Why a factory reset doesn't delete your smartwatch or smart ring data
A consumer tech analysis argues the real privacy risk isn't the device on your wrist, it's the health profile stored, shared, and resold after you stop wearing it.
A consumer tech analysis argues the real privacy risk isn't the device on your wrist, it's the health profile stored, shared, and resold after you stop wearing it.
The health data on a smartwatch or smart ring does not die with the device. It moves. That is the through-line of a June 14, 2026 ZDNET analysis by managing editor Alison DeNisco Rayome, and it is the part of the consumer checklist most buyers skip.
Rayome's piece lays out the conventional advice: read the privacy policy, manage your data, understand what is being collected. It also names the gap that advice cannot close. Modern wearables continuously collect fitness, sleep, fertility, and biometric signals and upload them to a companion app, where the data sits in a profile that outlives the strap on your wrist. The question is not what your watch knows. It is who else can buy what your watch uploaded.

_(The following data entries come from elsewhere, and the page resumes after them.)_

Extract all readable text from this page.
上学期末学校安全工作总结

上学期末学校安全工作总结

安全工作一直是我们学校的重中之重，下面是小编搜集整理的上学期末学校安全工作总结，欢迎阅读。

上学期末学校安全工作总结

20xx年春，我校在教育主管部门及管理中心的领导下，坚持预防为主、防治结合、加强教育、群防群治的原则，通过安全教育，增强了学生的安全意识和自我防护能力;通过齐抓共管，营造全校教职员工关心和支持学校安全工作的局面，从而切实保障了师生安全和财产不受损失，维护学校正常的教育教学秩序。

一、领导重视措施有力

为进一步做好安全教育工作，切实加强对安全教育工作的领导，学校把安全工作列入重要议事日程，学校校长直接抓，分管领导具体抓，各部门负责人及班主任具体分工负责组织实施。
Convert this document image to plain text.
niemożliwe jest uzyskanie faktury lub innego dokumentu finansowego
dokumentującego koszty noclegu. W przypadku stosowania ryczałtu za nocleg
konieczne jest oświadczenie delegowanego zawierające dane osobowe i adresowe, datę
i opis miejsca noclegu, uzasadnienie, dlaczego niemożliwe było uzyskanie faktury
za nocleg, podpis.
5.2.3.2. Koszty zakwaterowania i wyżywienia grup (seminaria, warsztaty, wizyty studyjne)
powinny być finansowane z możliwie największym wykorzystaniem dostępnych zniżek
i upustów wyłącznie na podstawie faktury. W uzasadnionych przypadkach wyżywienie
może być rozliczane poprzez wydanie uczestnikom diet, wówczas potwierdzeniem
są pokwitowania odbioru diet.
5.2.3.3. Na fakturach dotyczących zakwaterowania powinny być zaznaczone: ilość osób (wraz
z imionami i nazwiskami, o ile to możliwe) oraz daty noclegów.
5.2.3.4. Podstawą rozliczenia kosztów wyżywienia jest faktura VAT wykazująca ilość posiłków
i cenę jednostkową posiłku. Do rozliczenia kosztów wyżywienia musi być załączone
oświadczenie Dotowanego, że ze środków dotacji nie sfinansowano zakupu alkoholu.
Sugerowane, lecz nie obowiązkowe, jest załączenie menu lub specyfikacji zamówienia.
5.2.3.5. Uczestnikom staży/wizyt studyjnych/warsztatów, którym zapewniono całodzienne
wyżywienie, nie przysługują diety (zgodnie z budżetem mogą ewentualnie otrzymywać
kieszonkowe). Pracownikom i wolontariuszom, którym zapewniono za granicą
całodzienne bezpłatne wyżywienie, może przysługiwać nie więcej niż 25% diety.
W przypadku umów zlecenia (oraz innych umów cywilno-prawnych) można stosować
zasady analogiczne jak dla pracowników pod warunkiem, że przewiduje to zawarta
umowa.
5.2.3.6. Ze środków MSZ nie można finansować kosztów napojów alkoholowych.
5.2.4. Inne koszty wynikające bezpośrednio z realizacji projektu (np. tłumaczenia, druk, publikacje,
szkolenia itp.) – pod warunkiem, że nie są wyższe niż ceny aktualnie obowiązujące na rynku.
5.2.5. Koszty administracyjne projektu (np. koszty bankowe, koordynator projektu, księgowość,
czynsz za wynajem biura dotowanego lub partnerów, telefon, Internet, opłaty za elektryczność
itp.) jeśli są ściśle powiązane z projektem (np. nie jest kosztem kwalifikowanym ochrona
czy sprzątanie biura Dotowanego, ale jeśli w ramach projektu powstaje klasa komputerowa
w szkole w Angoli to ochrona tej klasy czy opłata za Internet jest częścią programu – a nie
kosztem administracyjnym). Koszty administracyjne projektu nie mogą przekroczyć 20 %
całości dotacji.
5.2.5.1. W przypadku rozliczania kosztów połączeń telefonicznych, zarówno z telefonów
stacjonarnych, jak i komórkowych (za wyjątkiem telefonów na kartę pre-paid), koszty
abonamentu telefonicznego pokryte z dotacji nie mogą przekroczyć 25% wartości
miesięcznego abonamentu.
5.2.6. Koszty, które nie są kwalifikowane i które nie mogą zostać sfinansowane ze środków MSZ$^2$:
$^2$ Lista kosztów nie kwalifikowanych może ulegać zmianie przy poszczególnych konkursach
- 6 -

The US regulatory backdrop makes that question hard to answer in the consumer's favor. HIPAA, the federal health privacy law, was built around clinicians, insurers, and clearinghouses, not personal devices, so most consumer wearables fall outside its scope. The FTC's Health Breach Notification Rule has been the closest federal lever for non-HIPAA health data, and a patchwork of state laws, including Washington's My Health My Data Act, fills part of the gap. ZDNET frames the landscape this way: no single federal rule covers a consumer's full wearable health profile, so the practical privacy question gets answered vendor by vendor.
The practical consequence is consent mismatch. A privacy policy on a wearable typically covers collection and sharing with the vendor and named partners. It does not, by default, cover what happens when those partners change hands, when a vendor's data is aggregated with other sources, or when a business model pivots. A buyer who reads the policy before purchase is not buying deletion. They are buying the policy as it is written on the day they signed in.
A factory reset scrubs the device. It does not reach the cloud. Resetting a watch and selling it clears local storage and passes the hardware to a new owner. The associated account, the upload history, and the profile built from months or years of wear remain on the vendor's side. Some companies offer account-level deletion paths. Many do not surface them in the setup flow, which is exactly the friction point Rayome flags for buyers weighing a new device or a new ring.
The watch item is regulatory, not technical. The FTC rule has been litigated. State laws are uneven across borders. The most material consumer decision in 2026 is which vendors publish a clear path from account to deletion, and which treat the cloud copy as the default. The ZDNET checklist is the floor of what a buyer can do. The ceiling is choosing a vendor whose data pipeline you can actually see.